U.S. v. HUGUELY

Civil Action No. 5:12-cr-00004-JMH-EBA-2.

UNITED STATES OF AMERICA, Plaintiff, v. JONATHAN HUGUELY, Defendant.

United States District Court, E.D. Kentucky, Central Division, Lexington.


Attorney(s) appearing for the Case

USA, Plaintiff, represented by David Y. Olinger, Jr. , U.S. Attorney's Office & Robert M. Duncan, Jr. , U.S. Attorney's Office.


MEMORANDUM OPINION & ORDER

JOSEPH M. HOOD, Senior District Judge.

Defendant Jonathan C. Huguely has filed a pro se Motion to Vacate, Set Aside, or Correct Sentence pursuant to 28 U.S.C. § 2255 [DE 136]. He argues that his sentence should be vacated because his plea was not made knowingly and voluntarily due to assurances he received from his counsel that he would receive a sentence reduction and because his defense counsel was ineffective because he "misstated the sentence [Defendant] was facing and the nature of the promises in the plea agreement," including a guarantee that he would receive a reduction for substantial assistance.

On August 3, 2016, Magistrate Judge Edward B. Atkins entered an Order in which he concluded that there is no merit to Huguely's Petition because, in light of the Rule 11 colloquy which transpired in this case and the absence of any cognizable breach of the plea agreement between the United States and this defendant, he cannot satisfy the first prong of the Strickland test, Strickland v. Washington, 466 U.S. 668, 688 (1984), and no relief is appropriate because the Court cannot conclude that Defendant's counsel provided him with constitutionally deficient assistance. See Campbell v. United States, 364 F.3d 727, 730 (6th Cir. 2004) (holding that failure to satisfy the first prong of Strickland relieves the Court from considering the other prong).
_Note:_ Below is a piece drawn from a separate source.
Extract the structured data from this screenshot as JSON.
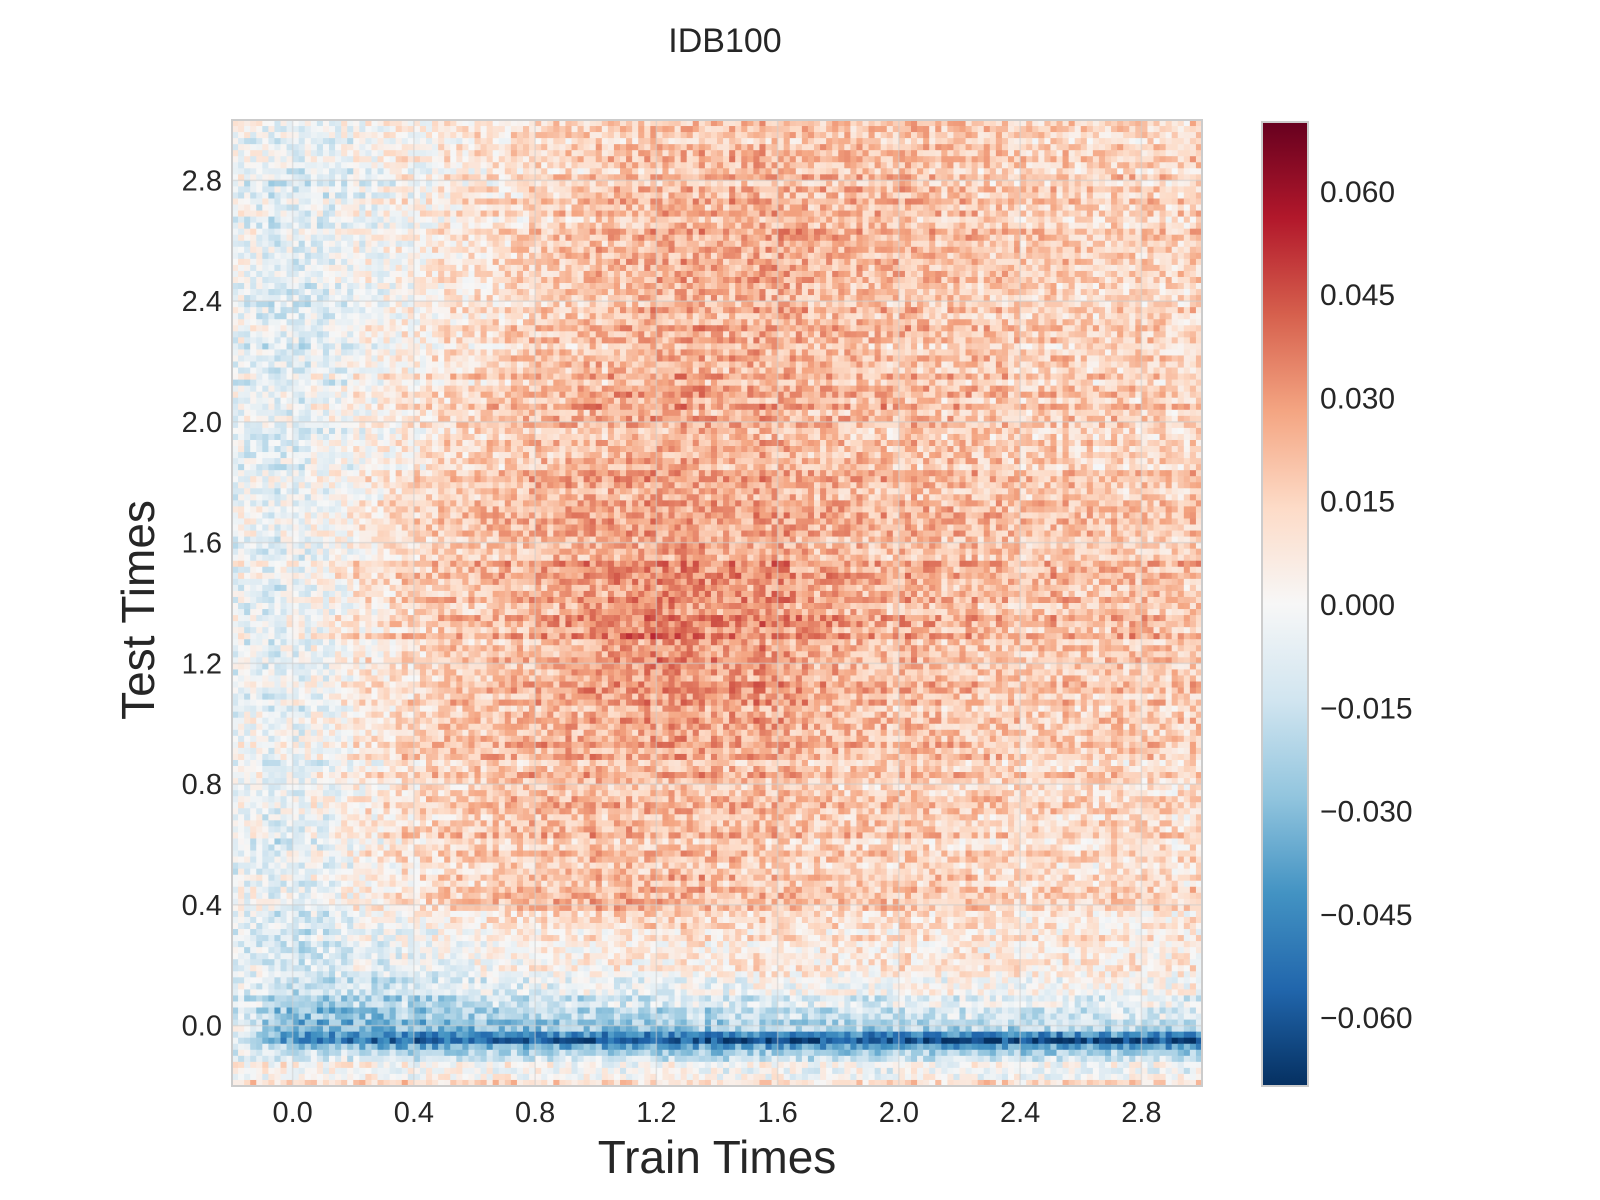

No objections to the Recommended Disposition have been filed within the fourteen day period provided for in 28 U.S.C. § 636(b)(1). Generally, "a judge of the court shall make a de novo determination of those portions of the report or specified proposed findings or recommendations made by the magistrate judge." 28 U.S.C. § 636. However, when the petitioner fails to file any objections to the Report and Recommendation, as in the case sub judice, "[i]t does not appear that Congress intended to require district court review of a magistrate's factual or legal conclusions, under a de novo or any other standard." Thomas v. Arn, 474 U.S. 140, 150 (1985). Further, the Court concludes that the recommended disposition is well supported by the law cited by the magistrate judge and the facts averred in the Petition. Consequently and in the absence of any objections from Defendant Huguely, this Court adopts the well-articulated and detailed reasoning set forth in the Opinion as its own.

Accordingly, IT IS ORDERED:

(1) that the Magistrate Judge's Report and Recommendation [DE 154] is ACCEPTED and ADOPTED as the Court's decision;

(2) that Petitioner's Motion Under 28 U.S.C. § 2255 to Vacate, Set Aside, or Correct Sentence by a Person in Federal Custody [DE 136] is DENIED.